It’s NaNoWriMo time again. It looks like the last time I participated was in 2018. Things have been weird since then. Well, maybe they’re always weird. Out of the blue, this morning, on the first day of November, I opened Scrivener and started to write. I haven’t a clue where I’m going with it, and am just flying by the seat of my pants. The last time I did that, I got absolutely nowhere. This time will likely be the same.

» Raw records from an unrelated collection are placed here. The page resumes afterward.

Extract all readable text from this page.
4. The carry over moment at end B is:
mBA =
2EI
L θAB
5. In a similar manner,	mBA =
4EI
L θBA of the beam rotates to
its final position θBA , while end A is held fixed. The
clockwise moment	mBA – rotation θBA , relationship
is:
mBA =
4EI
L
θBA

It feels good to write, though. I wrote a bit over 2,000 words this morning and it feels so nice to do it, that I may write more again later on. I have a client’s session to do, and the dishes aren’t washed, and the floors aren’t swept, and I have to do the dog’s toenails today at some point. Past experience over the last fifty-five or so years shows me that if I’m into my imaginary-friend mode (aka writing a story), things like that tend to not get done.
In my memory, which I confess is faulty these days due to the Lyme Disease and the fact that I’m just plain getting old, the happiest times of my life were when I was just writing. For a while, that’s all I did. I didn’t make much money at it, but I loved getting up early, before I had to get the kids up for school, and tapping away at the computer keyboard for a few hours. I poured out some pretty good stuff in those days, including the few books and short stories that I actually got published in a traditional format. I was a writer. Not a hugely successful one, but I was doing what I loved. I was even involved in writers’ groups online, including a pretty nice little critique group. I still hear from some of those folks today on occasion, mostly on Facebook. They’re all making their livings at their writing craft.
I got distracted. I was sidelined by this talent I have of being able to emotionally connect with animals, and that became the focus of my time. I’ve done animal communication for 22 years now, and though I still try to get back into my writing, there are, I have discovered, only so many hours in a day.
Yet, my own daydream is to someday be the reclusive writer who does nothing but write, publishes enough to really earn a decent living at it, and doesn’t have to do book signings or give interviews or deal with the ups and downs of the human race on a daily basis. I would live surrounded by nature, with only my beloved immediate family close by. I’d have my dog, and my cat, and a guppy or two(hundred*), and Starlings around me for conversation during my long days tapping at the keyboard and creating magic.
I’m weird like that.
I am seriously considering retiring as I hit 65, which is in a handful of months. I’ll let my little Social Security earnings buy the pet food, and for the rest of my senior years, do nothing but write.
I still want to be Agatha Christie when I grow up, but since that’s already been taken, I’ll settle for being me, as long as my Words can go with me for the ride.